Jim Glavine, vice president of the Moosehead Region Futures Committee, said his group is “delighted” with the amount of proposed conservation. But Glavine said the committee, which was organized to give Moosehead-area residents a greater voice in the debate, still has concerns about the location of conservation and a lack of public input into the deal.
“We want to reserve judgment until we see the document,” Glavine said.
Alan Hutchinson, executive director of the Forest Society of Maine, said the framework is flexible enough to allow for changes during the LURC process.
Both The Nature Conservancy and the Forest Society of Maine are taking no position on Plum Creek’s overall development plans or the location of development. Those are all issues best addressed by LURC, Kidman and Hutchinson said.
The Appalachian Mountain Club has yet to take a position but reserves the right to do so in the future, according to the group’s Maine policy manager, Bryan Wentzell.
LURC director Catherine Carroll said late Tuesday afternoon that she had not seen a copy of the conservation framework.

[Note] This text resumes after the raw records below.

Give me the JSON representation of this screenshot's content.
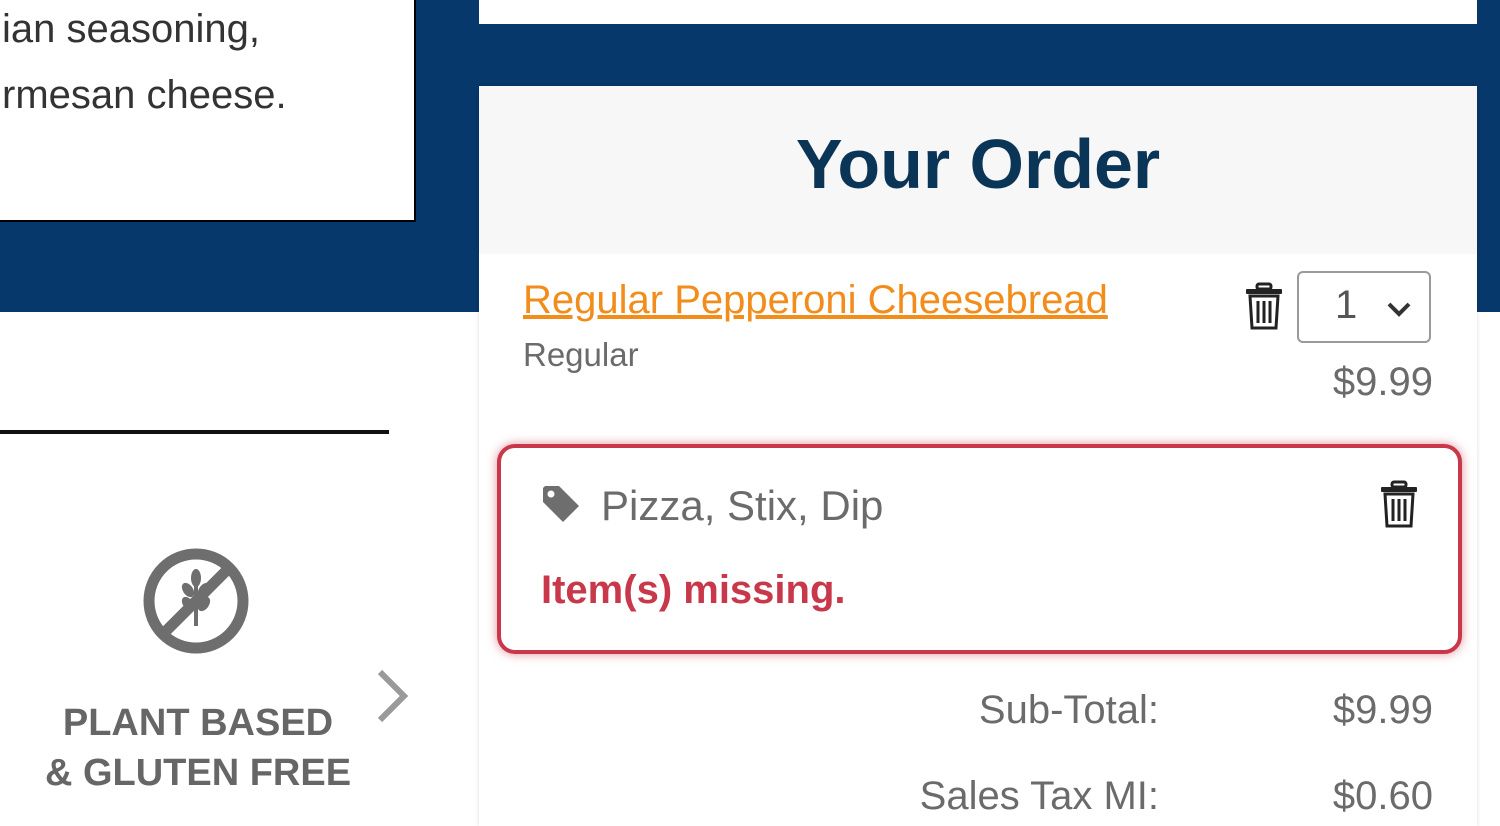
{
  "description": {
    "line1": "ian seasoning,",
    "line2": "rmesan cheese."
  },
  "sidebar": {
    "gluten_free_label_line1": "PLANT BASED",
    "gluten_free_label_line2": "& GLUTEN FREE"
  },
  "order": {
    "title": "Your Order",
    "item": {
      "name": "Regular Pepperoni Cheesebread",
      "variant": "Regular",
      "quantity": "1",
      "price": "$9.99"
    },
    "promo": {
      "name": "Pizza, Stix, Dip",
      "error": "Item(s) missing."
    },
    "summary": {
      "subtotal_label": "Sub-Total:",
      "subtotal_value": "$9.99",
      "tax_label": "Sales Tax MI:",
      "tax_value": "$0.60"
    }
  },
  "colors": {
    "navy": "#06386b",
    "title": "#0b3557",
    "link_orange": "#f28c1b",
    "error_red": "#c8384a"
  },
  "icons": [
    "gluten-free-icon",
    "chevron-right-icon",
    "trash-icon",
    "tag-icon",
    "chevron-down-icon"
  ]
}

Once LURC staff members receive the information, they likely will deem the application complete and move on to the next step of the review.
Carroll said she hopes to hold the first public hearings on Plum Creek’s plan in May or June.
The three groups’ announcement came one day after NRCM released the results of a survey that the group said indicates strong public opposition to Plum Creek’s proposal.
Fifty percent of those polled said they considered Plum Creek’s plan a “bad idea” compared with only 27 percent who believe it is a “good idea.” In a similar fall 2005 poll, 41 percent said the plan was a bad idea, while 20 percent approved of the concept.